Les protéines SR sont des régulateurs critiques de l'épissage constitutif et alternatif des pré-ARNm. Nous avons précédemment démontré que les protéines SR sont régulées à la hausse dans les CBNPC et les tumeurs pulmonaires neuroendocrines (Edmond et al., 2011 ; Gout et al., 2012). Ces données confirment le rôle des protéines SR dans la progression des tumeurs pulmonaires. Jusqu'à présent, les mécanismes moléculaires par lesquels ces protéines contribuent à la tumorigenèse pulmonaire restent largement méconnus. Nous avons récemment obtenu des résultats démontrant que la surexpression de SRSF2 favorise les cassures double brin de l'ADN dépendantes de la réplication/transcription et régule la réparation de l'ADN pour permettre la survie des lignées cellulaires de carcinomes bronchiques non à petites cellules (CBNPC). De plus en plus d'études font état d'un lien entre les protéines de liaison à l'ARN et la signalisation des dommages à l'ADN pour contrôler la stabilité génomique. L'instabilité génomique augmente le taux de mutation des tumeurs et favorise leur progression. En outre, des études récentes ont proposé que l'instabilité génomique contribue également à l'échappement des tumeurs aux thérapies en augmentant les mutations.
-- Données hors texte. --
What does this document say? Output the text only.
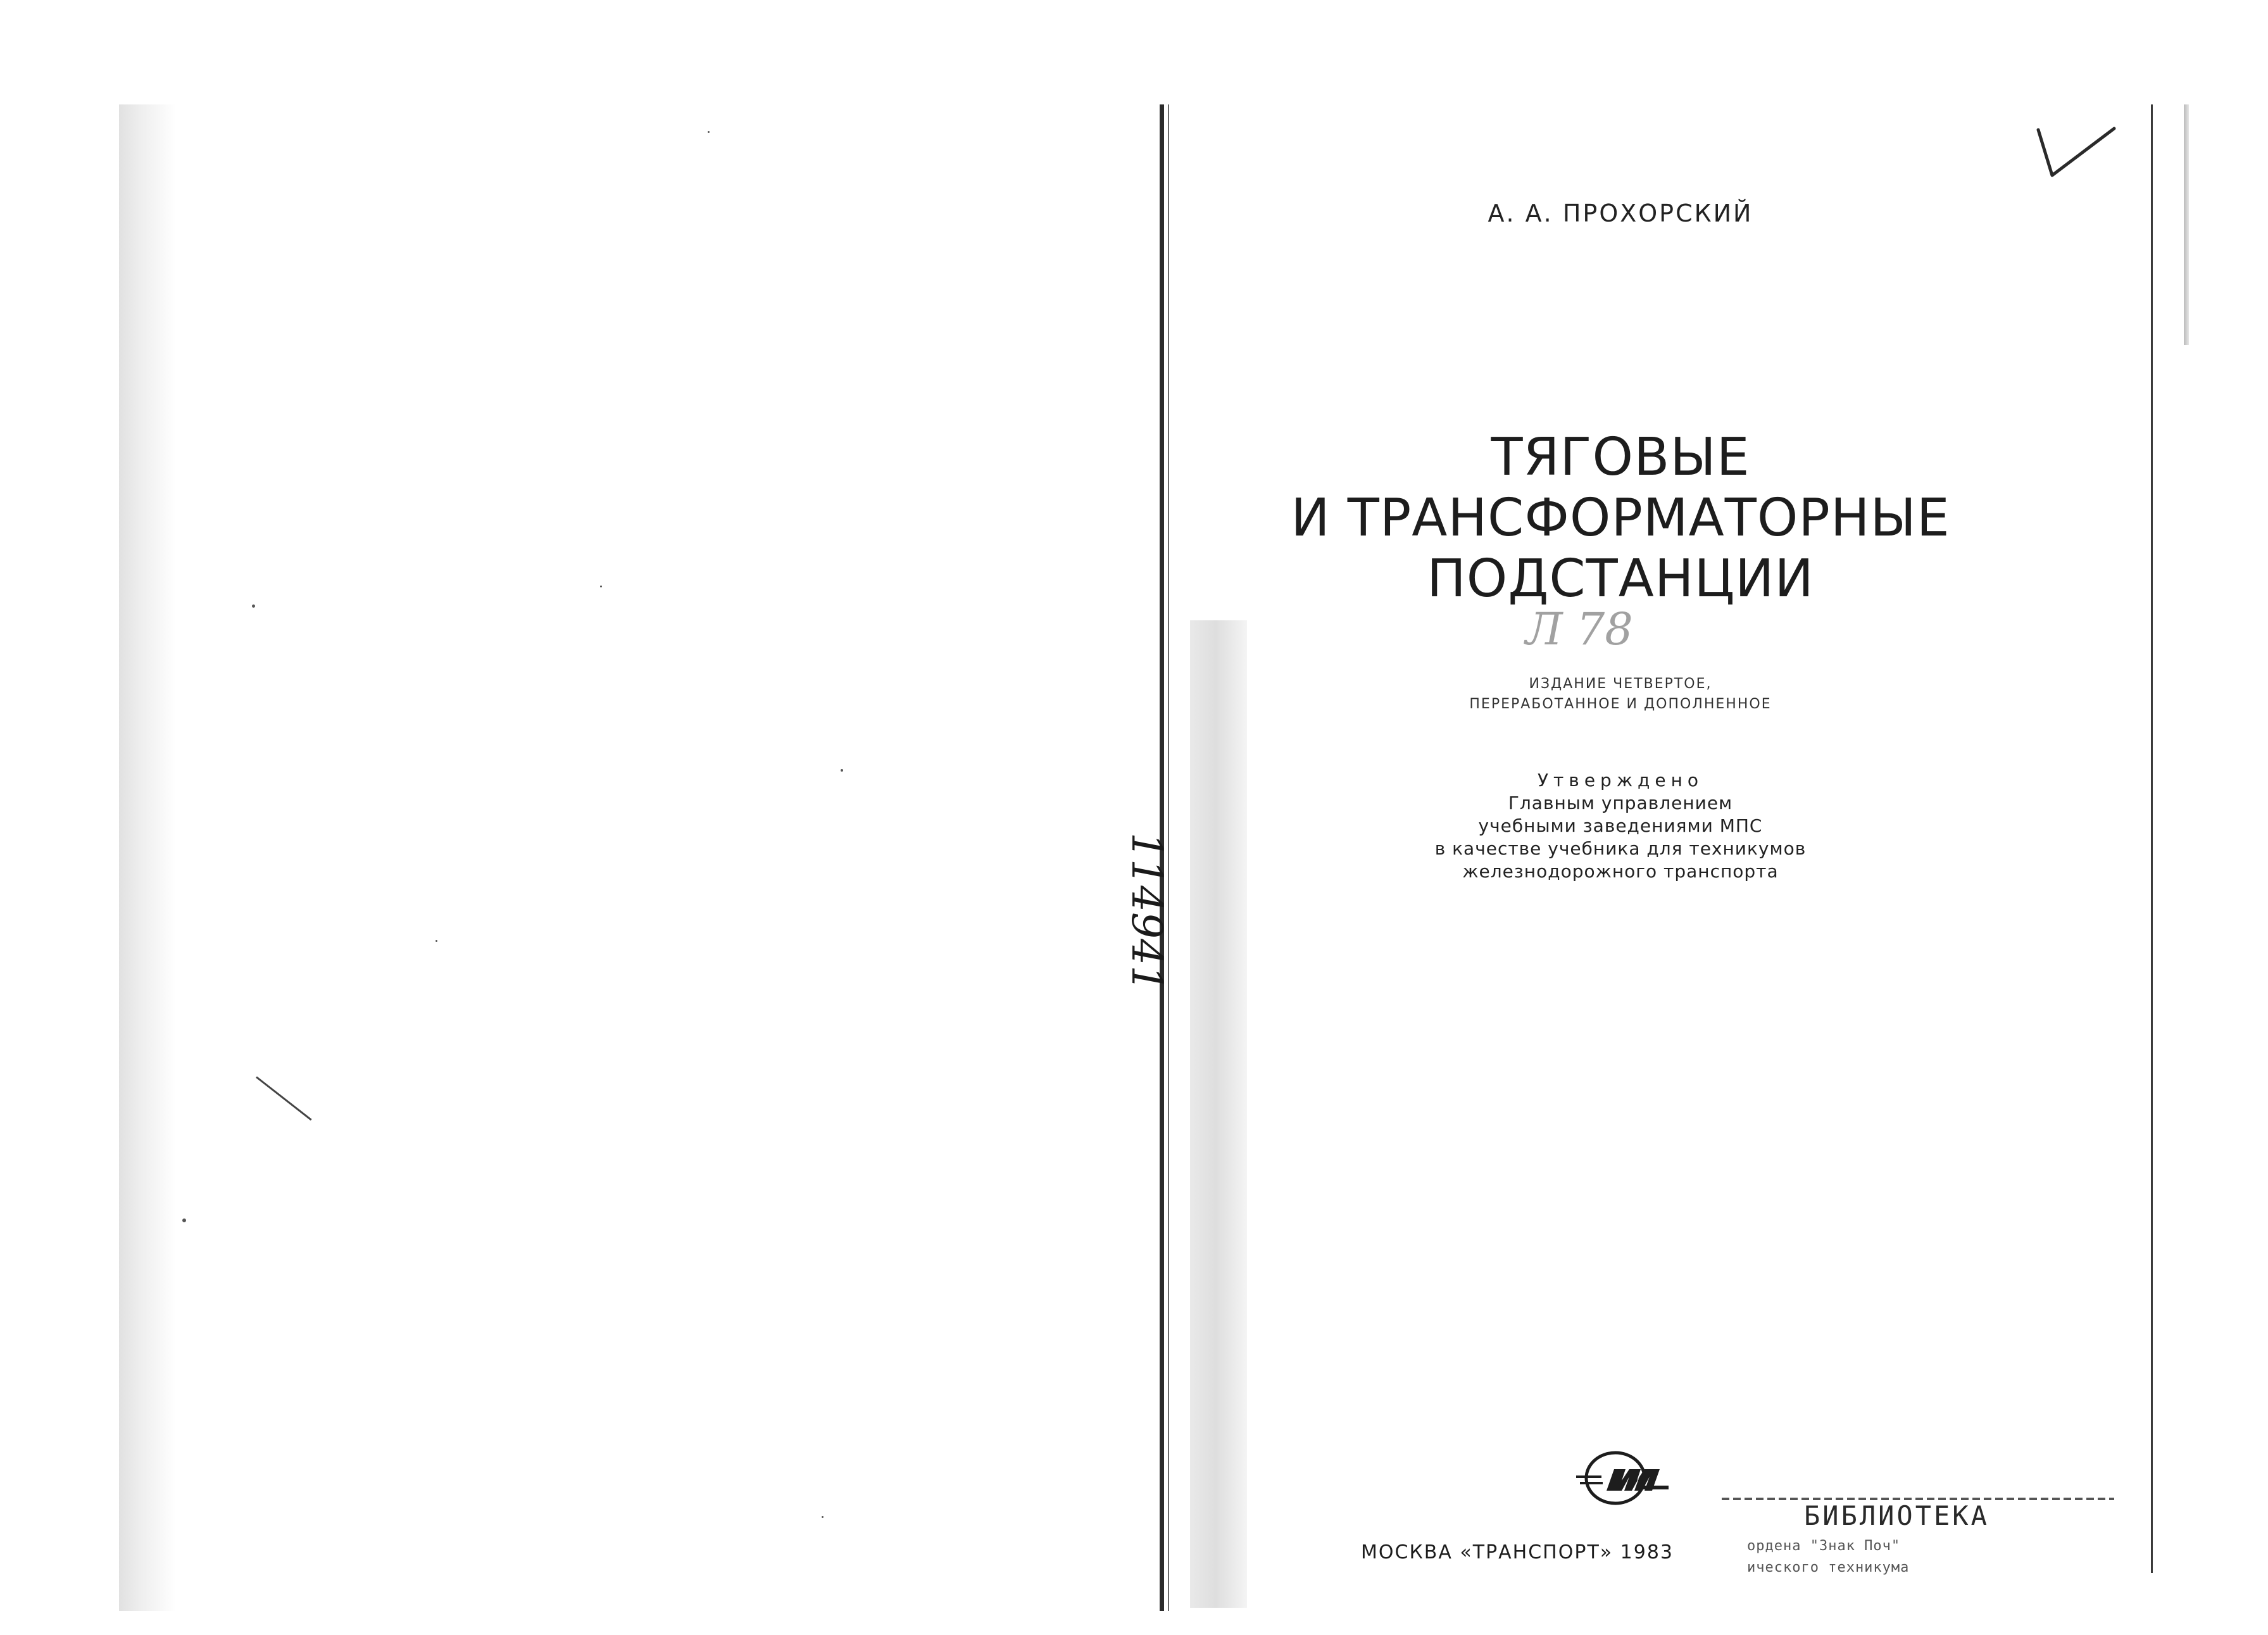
А. А. ПРОХОРСКИЙ
ТЯГОВЫЕ
И ТРАНСФОРМАТОРНЫЕ
ПОДСТАНЦИИ
Л 78
ИЗДАНИЕ ЧЕТВЕРТОЕ,
ПЕРЕРАБОТАННОЕ И ДОПОЛНЕННОЕ
Утверждено
Главным управлением
учебными заведениями МПС
в качестве учебника для техникумов
железнодорожного транспорта
114941
МОСКВА «ТРАНСПОРТ» 1983
БИБЛИОТЕКА
ордена "Знак Поч"
ического техникума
Dans cet axe, nous voulons mieux comprendre le rôle des protéines SR dans la réponse aux dommages de l'ADN liée à la résilience thérapeutique dans le CBNPC traité par des thérapies ciblées (telles que l'EGFR-TKI) en lien avec l'instabilité du génome. Dans ce contexte, nous voulons étudier la contribution des protéines SR aux différents processus de réparation de l'ADN (avec ou sans risque d'erreur) dans des cellules de CBNPC exposées aux thérapies ciblées. Pour répondre à nos objectifs, nous développons actuellement des outils cellulaires dérivés de diverses lignées cellulaires CBNPC dans lesquelles les protéines SR seront soit neutralisées, soit surexprimées. Les conséquences de la modulation des protéines SR dans la réponse ou l'échappement du CBNPC aux thérapies ciblées seront évaluées.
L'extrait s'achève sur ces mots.